“Stockpiling activities are at 27-year high with storage of inputs continuing to increase rapidly in preparation for a potential No Deal. At the same time, orders are slowing and employment is contracting.
He added: “EU manufacturing PMI is also trending downwards and getting ever closer to the 50 contraction threshold. Germany moved to negative territory for the first time in more than four years and Italy remained below 50 for the fourth month in a row.
“The country has now officially entered technical recession while Germany is teetering above it by an inch. This is bad news for UK exporters, with the risk of a cliff-edge Brexit increasing and global trade headwinds brewing.”
David Atkinson, head of manufacturing at Lloyds Bank echoed the sentiment: “A dip in the PMI will concern many.
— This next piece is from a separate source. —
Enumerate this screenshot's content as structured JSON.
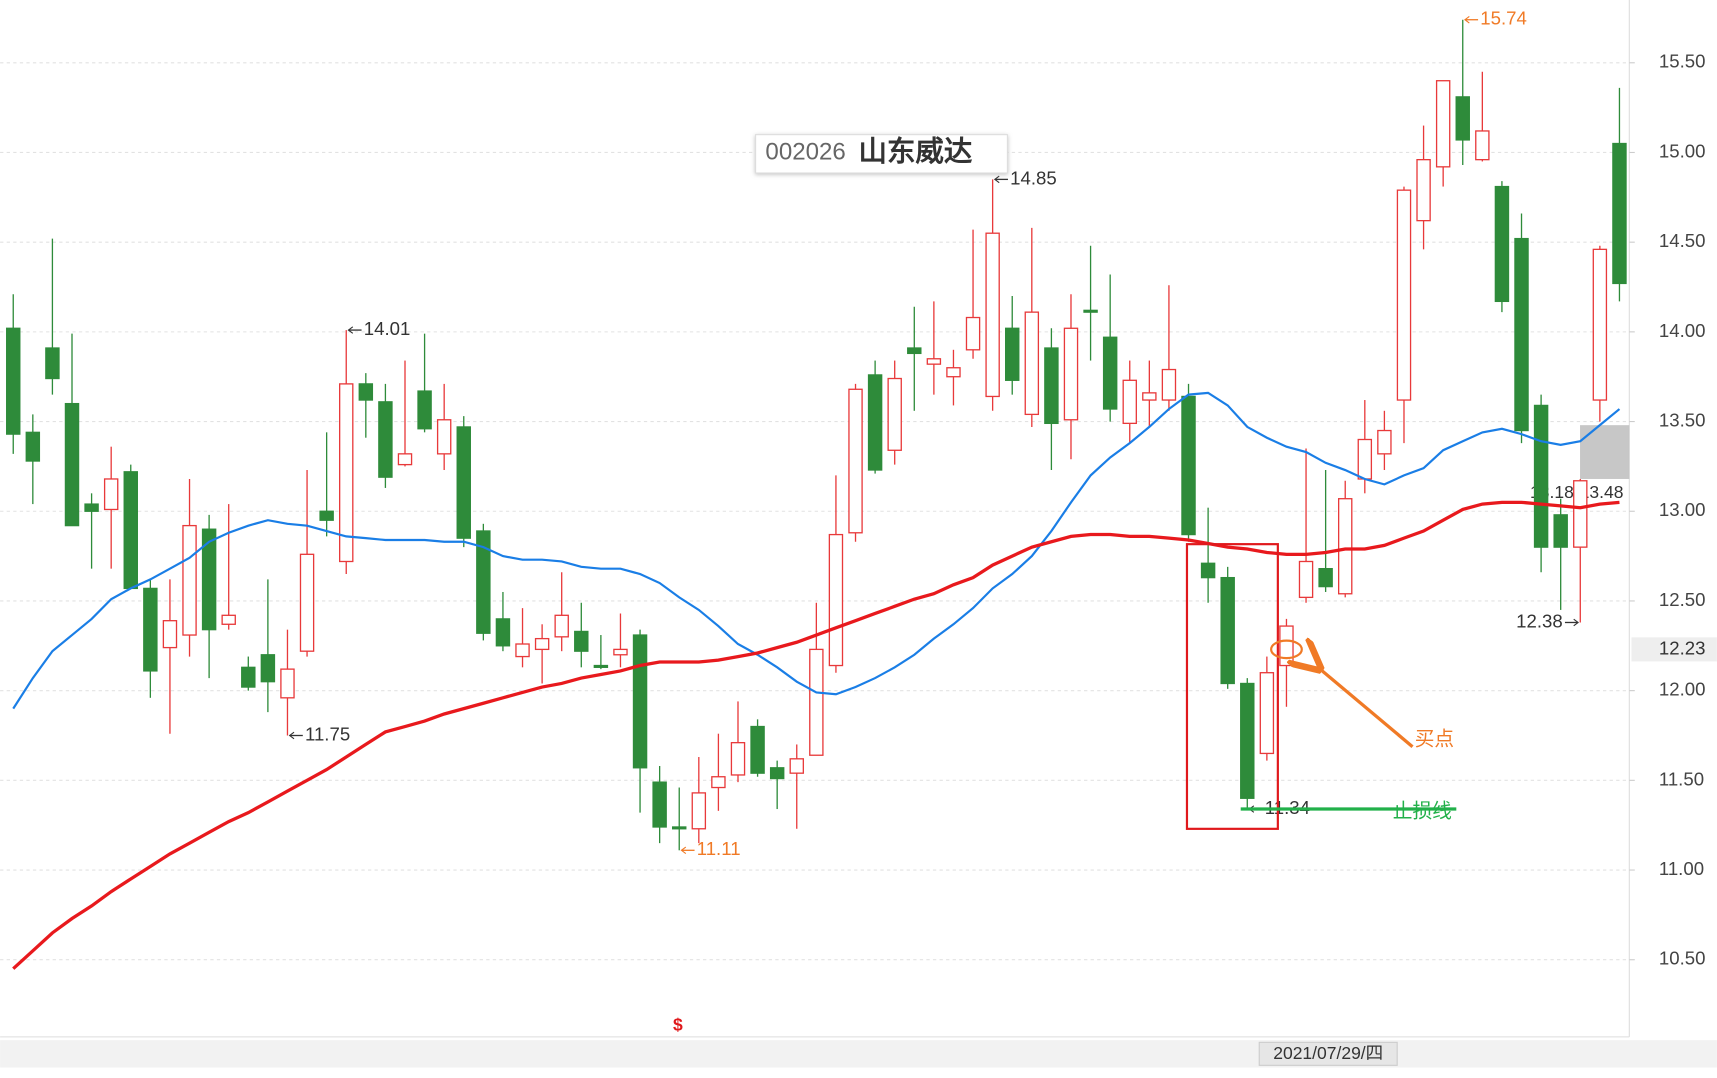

Our data shows there has been a rise in stockpiling by UK manufacturers and many are shoring up their supply chains amid disruption concerns, which isn’t necessarily indicative of ‘real’ and long-term sustainable growth.
“Demand for UK goods has dipped, as the initial boost from Sterling’s previous depreciation has faded, while the slowdown in European economic growth and the impact of the US/China trade war also appear to be affecting exporters.
“Firms are still cautious about their investment intentions and many are choosing to keep hold of cash reserves to protect themselves against bumps in the road,” he continued. “Meanwhile, bottom-line costs are starting to bite, too, with rising import costs affecting many and the ongoing skills shortage pushing manufacturers to spend more on finding the right talent.
“In the coming months, any certainty on the shape of the UK’s future trading relationship with the EU could prompt a wave of investment in the sector and consequently a boost in the PMI.”